We understand cuts must be made, but the proposal is ill-conceived. If implemented – especially to the proposed breakneck schedule – it would cost a lot more than it saves, and not just in monetary terms. Solicitors’ firms will go under, innocent people will go to jail and guilty people will walk free. The court system may grind to a halt. The electorate is unlikely to reward such failures.
The entire model is poorly thought-through, but thanks to Treasury demands for MoJ cuts – massive and soon – there is very little time to stop and consider the wider consequences. Our reservations about the current proposed PCT scheme are well known. Among other issues we have stressed the importance of quality assessment in any form of tendering, but that such a scheme needs to be proportionate and simple. We will investigate the provision of a possible means of assessing quality as part of response to the consultation.

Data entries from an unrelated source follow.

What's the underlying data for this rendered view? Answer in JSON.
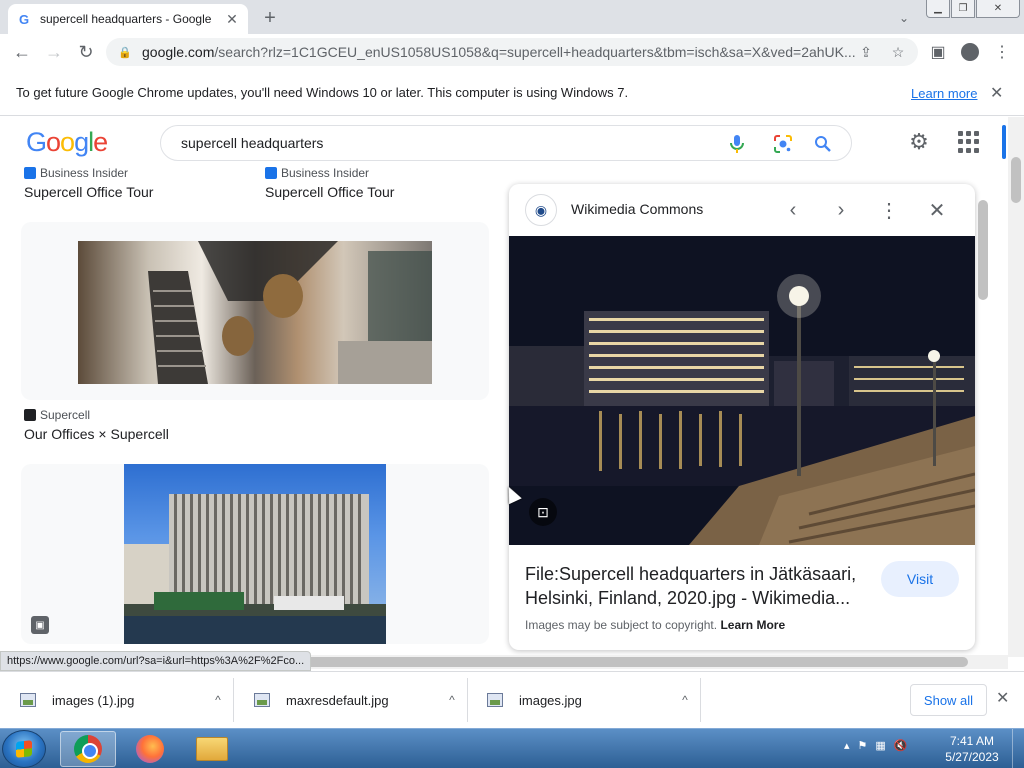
{
  "browser": {
    "tab_title": "supercell headquarters - Google",
    "tab_favicon": "G",
    "url_main": "google.com",
    "url_rest": "/search?rlz=1C1GCEU_enUS1058US1058&q=supercell+headquarters&tbm=isch&sa=X&ved=2ahUK...",
    "status_url": "https://www.google.com/url?sa=i&url=https%3A%2F%2Fco..."
  },
  "infobar": {
    "message": "To get future Google Chrome updates, you'll need Windows 10 or later. This computer is using Windows 7.",
    "learn_more": "Learn more"
  },
  "google": {
    "query": "supercell headquarters"
  },
  "results": [
    {
      "source": "Business Insider",
      "title": "Supercell Office Tour"
    },
    {
      "source": "Business Insider",
      "title": "Supercell Office Tour"
    },
    {
      "source": "Supercell",
      "title": "Our Offices × Supercell"
    }
  ],
  "panel": {
    "site": "Wikimedia Commons",
    "title": "File:Supercell headquarters in Jätkäsaari, Helsinki, Finland, 2020.jpg - Wikimedia...",
    "visit_label": "Visit",
    "copyright_text": "Images may be subject to copyright.",
    "copyright_link": "Learn More"
  },
  "downloads": {
    "items": [
      {
        "name": "images (1).jpg"
      },
      {
        "name": "maxresdefault.jpg"
      },
      {
        "name": "images.jpg"
      }
    ],
    "show_all": "Show all"
  },
  "taskbar": {
    "time": "7:41 AM",
    "date": "5/27/2023"
  },
  "colors": {
    "accent": "#1a73e8",
    "google_blue": "#4285f4",
    "google_red": "#ea4335",
    "google_yellow": "#fbbc05",
    "google_green": "#34a853"
  }
}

It is easy for the press and ministers to vilify criminal legal aid, especially amid the political rhetoric of cuts. But currently, everyone in this country who is accused of a crime is properly represented. That is something we are rightly proud of. It must not be undermined.
No one is immune to being falsely accused of a crime but, up to now, regardless of your financial circumstances, you can be assured of quality legal representation of your choice. But under the government’s proposals, if you are accused of a crime, you will have to take the solicitor allocated to you. Not only would this create a disincentive for quality, but it is not clear that the government’s own LASPO act allows it.
Make no mistake, price-competitive tendering will cause a race to the bottom. The 17.5% cut in fees will mean for many lawyers, undertaking this work makes little economic sense. Driving firms out of the sector may not be the government’s intention, but it will be the effect – and if fewer providers remain, it will be the government which ultimately pays more. The upshot will be that quality will suffer.
There is a better way. Any cut of this magnitude carries a significant risk of triggering the collapse of the supplier base, but there are other ways the government could go about this that would lower that risk. This would entail a mix of administrative cuts with measures to consolidate the market and improve cashflow, enabling at least a few firms to absorb the cuts and survive.
No solicitor is drawn towards legal aid for its glamorous lifestyle or generous pay packet. Criminal legal aid means working in police stations throughout the night and long days in court, all for comparatively low financial rewards. It is already a hard path to go down and PCT would make the track rougher and steeper. The lord chancellor must appreciate that the rule of law is much too precious to be sacrificed in ill-considered and hasty upheaval to deliver savings which are likely to prove short-term and even illusory.